Cutting public services to the most vulnerable creates ‘opportunities’ for corporations to fill the vacuum thus created. The taxpayer still pays of course, with various corporations being gifted contracts by government to supply the services for which government itself was recently directly responsible; but there are all sorts of benefits to having those services supplied by some anonymous boardroom, such as:
i. Accountability. As government no longer directly supplies the service it can ignore the quality of it; indeed, it can even pretend to sympathise with outraged recipients of said service and, if necessary and/or expedient to party interests, find a different provider. (However, this can sometimes result in an even more severe financial burden to the taxpayer as corporations employ seriously expensive lawyers to ensure that when this sort of thing happens, very lumpy law suits follow.)
ii. Juice. Elections are paid for by wealthy corporations, which are legally mandated to maximise profits. In other words, they don’t spend a penny unless they expect to get ten pennies back… at least. The only way of ensuring that electioneering juice keeps flowing is to ensure the corporations are getting their pound of flesh in return.

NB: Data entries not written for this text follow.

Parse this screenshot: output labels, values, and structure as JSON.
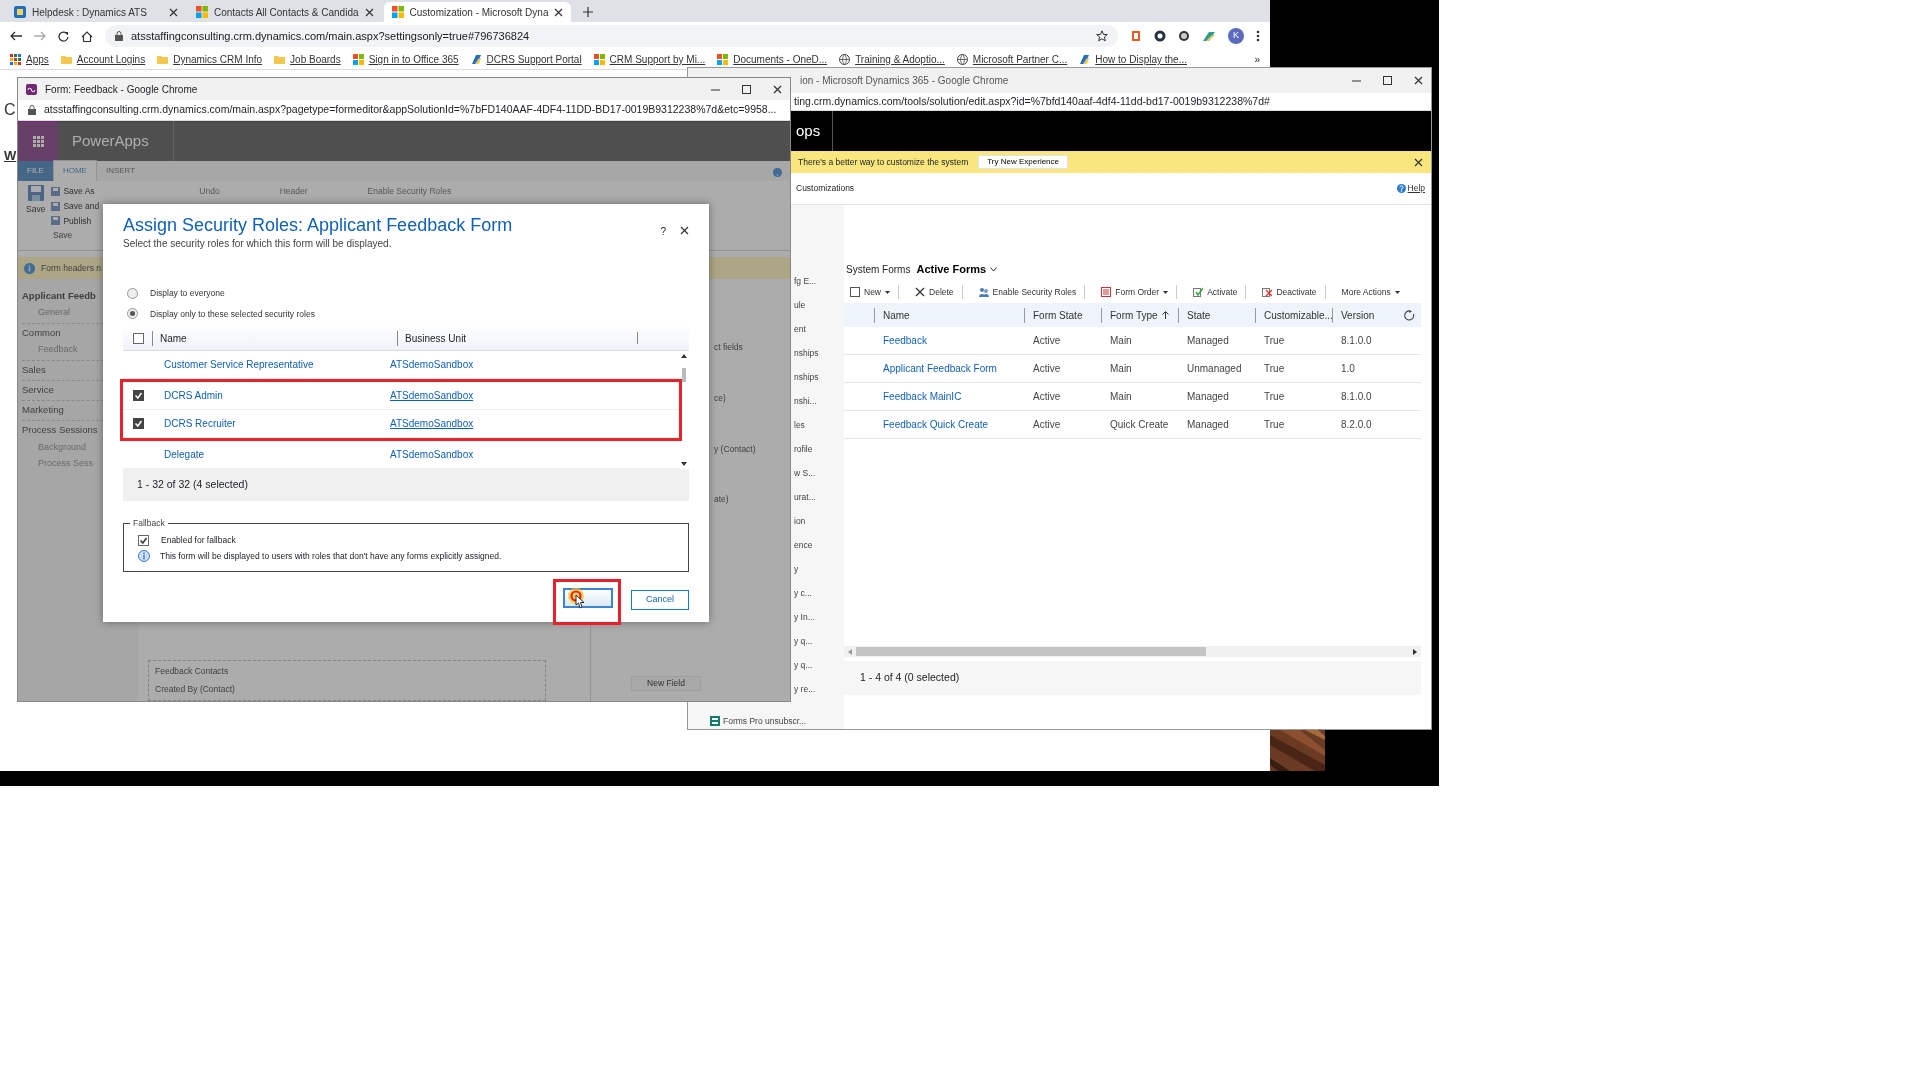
{
  "browser": {
    "tabs": [
      {
        "title": "Helpdesk : Dynamics ATS",
        "selected": false
      },
      {
        "title": "Contacts All Contacts & Candida",
        "selected": false
      },
      {
        "title": "Customization - Microsoft Dyna",
        "selected": true
      }
    ],
    "url": "atsstaffingconsulting.crm.dynamics.com/main.aspx?settingsonly=true#796736824",
    "profile_initial": "K",
    "bookmarks": [
      {
        "label": "Apps",
        "kind": "apps"
      },
      {
        "label": "Account Logins",
        "kind": "folder"
      },
      {
        "label": "Dynamics CRM Info",
        "kind": "folder"
      },
      {
        "label": "Job Boards",
        "kind": "folder"
      },
      {
        "label": "Sign in to Office 365",
        "kind": "windows"
      },
      {
        "label": "DCRS Support Portal",
        "kind": "site"
      },
      {
        "label": "CRM Support by Mi...",
        "kind": "windows"
      },
      {
        "label": "Documents - OneD...",
        "kind": "windows"
      },
      {
        "label": "Training & Adoptio...",
        "kind": "globe"
      },
      {
        "label": "Microsoft Partner C...",
        "kind": "globe"
      },
      {
        "label": "How to Display the...",
        "kind": "site"
      }
    ],
    "bookmarks_more": "»",
    "page_fragments": [
      "C",
      "W"
    ]
  },
  "solution_window": {
    "title": "ion - Microsoft Dynamics 365 - Google Chrome",
    "url": "ting.crm.dynamics.com/tools/solution/edit.aspx?id=%7bfd140aaf-4df4-11dd-bd17-0019b9312238%7d#",
    "app_name": "ops",
    "notice": "There's a better way to customize the system",
    "notice_button": "Try New Experience",
    "breadcrumb": "Customizations",
    "help": "Help",
    "nav_fragments": [
      "fg E...",
      "ule",
      "ent",
      "nships",
      "nships",
      "nshi...",
      "les",
      "rofile",
      "w S...",
      "urat...",
      "ion",
      "ence",
      "y",
      "y c...",
      "y In...",
      "y q...",
      "y q...",
      "y re..."
    ],
    "nav_tail": "Forms Pro unsubscr...",
    "view_label": "System Forms",
    "view_name": "Active Forms",
    "toolbar": [
      "New",
      "Delete",
      "Enable Security Roles",
      "Form Order",
      "Activate",
      "Deactivate",
      "More Actions"
    ],
    "columns": [
      "Name",
      "Form State",
      "Form Type",
      "State",
      "Customizable...",
      "Version"
    ],
    "rows": [
      {
        "name": "Feedback",
        "form_state": "Active",
        "form_type": "Main",
        "state": "Managed",
        "customizable": "True",
        "version": "8.1.0.0"
      },
      {
        "name": "Applicant Feedback Form",
        "form_state": "Active",
        "form_type": "Main",
        "state": "Unmanaged",
        "customizable": "True",
        "version": "1.0"
      },
      {
        "name": "Feedback MainIC",
        "form_state": "Active",
        "form_type": "Main",
        "state": "Managed",
        "customizable": "True",
        "version": "8.1.0.0"
      },
      {
        "name": "Feedback Quick Create",
        "form_state": "Active",
        "form_type": "Quick Create",
        "state": "Managed",
        "customizable": "True",
        "version": "8.2.0.0"
      }
    ],
    "footer": "1 - 4 of 4 (0 selected)"
  },
  "form_window": {
    "title": "Form: Feedback - Google Chrome",
    "url": "atsstaffingconsulting.crm.dynamics.com/main.aspx?pagetype=formeditor&appSolutionId=%7bFD140AAF-4DF4-11DD-BD17-0019B9312238%7d&etc=9958...",
    "app_name": "PowerApps",
    "ribbon_tabs": [
      {
        "label": "FILE",
        "selected": false
      },
      {
        "label": "HOME",
        "selected": true
      },
      {
        "label": "INSERT",
        "selected": false
      }
    ],
    "save_label": "Save",
    "save_commands": [
      "Save As",
      "Save and",
      "Publish"
    ],
    "group_label": "Save",
    "ribbon_more": [
      "Undo",
      "Header",
      "Enable Security Roles"
    ],
    "info": "Form headers n",
    "nav": [
      {
        "label": "Applicant Feedb",
        "children": [
          "General"
        ]
      },
      {
        "label": "Common",
        "children": [
          "Feedback"
        ]
      },
      {
        "label": "Sales"
      },
      {
        "label": "Service"
      },
      {
        "label": "Marketing"
      },
      {
        "label": "Process Sessions",
        "children": [
          "Background",
          "Process Sess"
        ]
      }
    ],
    "panel_fragments": [
      "ct fields",
      "ce)",
      "y (Contact)",
      "ate)"
    ],
    "section_title": "Feedback Contacts",
    "field": "Created By (Contact)",
    "new_field": "New Field"
  },
  "dialog": {
    "title": "Assign Security Roles: Applicant Feedback Form",
    "subtitle": "Select the security roles for which this form will be displayed.",
    "help": "?",
    "options": [
      {
        "label": "Display to everyone",
        "selected": false
      },
      {
        "label": "Display only to these selected security roles",
        "selected": true
      }
    ],
    "all_checked": false,
    "columns": [
      "Name",
      "Business Unit"
    ],
    "rows": [
      {
        "name": "Customer Service Representative",
        "unit": "ATSdemoSandbox",
        "checked": false
      },
      {
        "name": "DCRS Admin",
        "unit": "ATSdemoSandbox",
        "checked": true
      },
      {
        "name": "DCRS Recruiter",
        "unit": "ATSdemoSandbox",
        "checked": true
      },
      {
        "name": "Delegate",
        "unit": "ATSdemoSandbox",
        "checked": false
      }
    ],
    "footer": "1 - 32 of 32 (4 selected)",
    "fallback": {
      "legend": "Fallback",
      "label": "Enabled for fallback",
      "checked": true,
      "note": "This form will be displayed to users with roles that don't have any forms explicitly assigned."
    },
    "cancel": "Cancel"
  }
}
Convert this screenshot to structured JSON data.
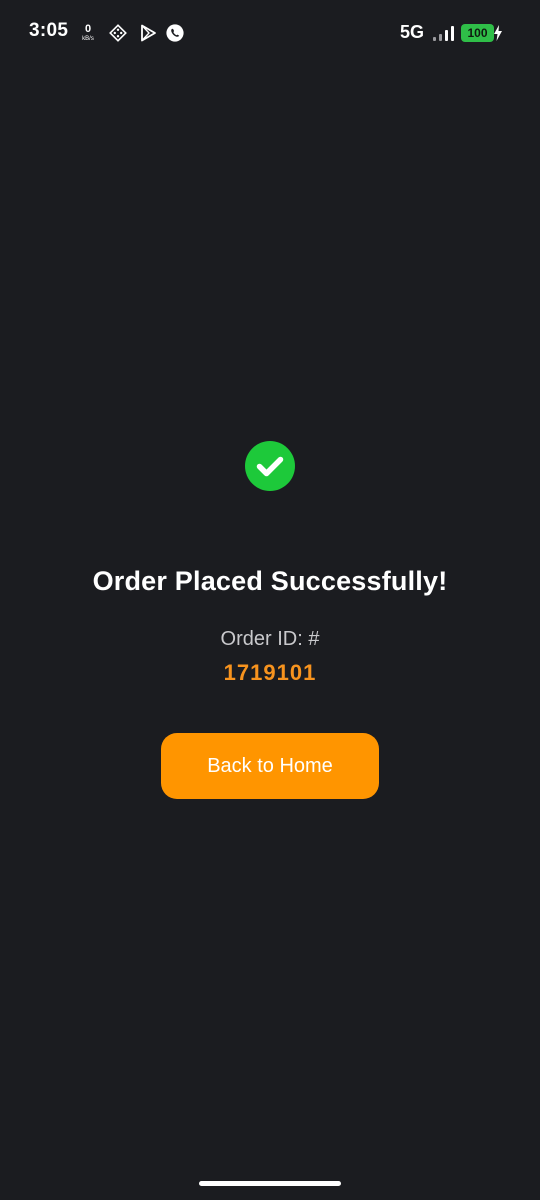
{
  "status_bar": {
    "time": "3:05",
    "net_speed_value": "0",
    "net_speed_unit": "kB/s",
    "network_type": "5G",
    "battery_level": "100",
    "icons": [
      "network-speed-icon",
      "app-grid-icon",
      "play-store-icon",
      "whatsapp-icon",
      "signal-icon",
      "battery-icon",
      "charging-icon"
    ]
  },
  "confirmation": {
    "icon": "check-circle-icon",
    "icon_color": "#1dc93a",
    "title": "Order Placed Successfully!",
    "order_id_label": "Order ID: #",
    "order_id": "1719101",
    "order_id_color": "#f7931e"
  },
  "actions": {
    "back_home_label": "Back to Home",
    "button_color": "#ff9500"
  },
  "theme": {
    "background": "#1b1c20"
  }
}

The public, inevitably, are worse off. Not only must they pay new corporate service providers indirectly with their taxes, they must invariably pay the provider an additional amount for whatever service they receive. But that is not the only way the public is stuffed – far from it.
One advantage to public services being supplied by public servants is that whatever the cost of that service in wages and salaries, that money tends to stay in the country by being taxed and spent in local businesses and services – the famous ‘trickle-down effect’. Once a corporation gets involved, however, all that changes. The lowliest workers who must now provide the service a fairly well-paid civil servant once did must do it for much less pay. There will be fewer of those workers working longer hours and in more insecure conditions. In short, there is less money reaching local economies from the pockets of workers, because there are fewer workers being paid less. Meanwhile, at the top of the shitheap, a tiny handful of obscenely well-paid individuals will be doing everything in their power to ensure the corporation’s money is not taxed, and that their personal fortunes might be spent in any part of the world: the ‘trickle-up’ effect.
The sheer bloody evil of the system we call government manifests itself in many ways, but that system has to be understood before any of the evil can be seen. It’s a bit like watching a magician: magicians can make you believe all sorts of amazing things – until you know how the trick works, at which point you wonder how anyone could believe such nonsense. There is absolutely no benefit to the general public from cuts to public services. The only people who benefit are the same tiny handful of people who always benefit: the very rich. Not for the first time in human history, it seems that only the French are awake in Europe.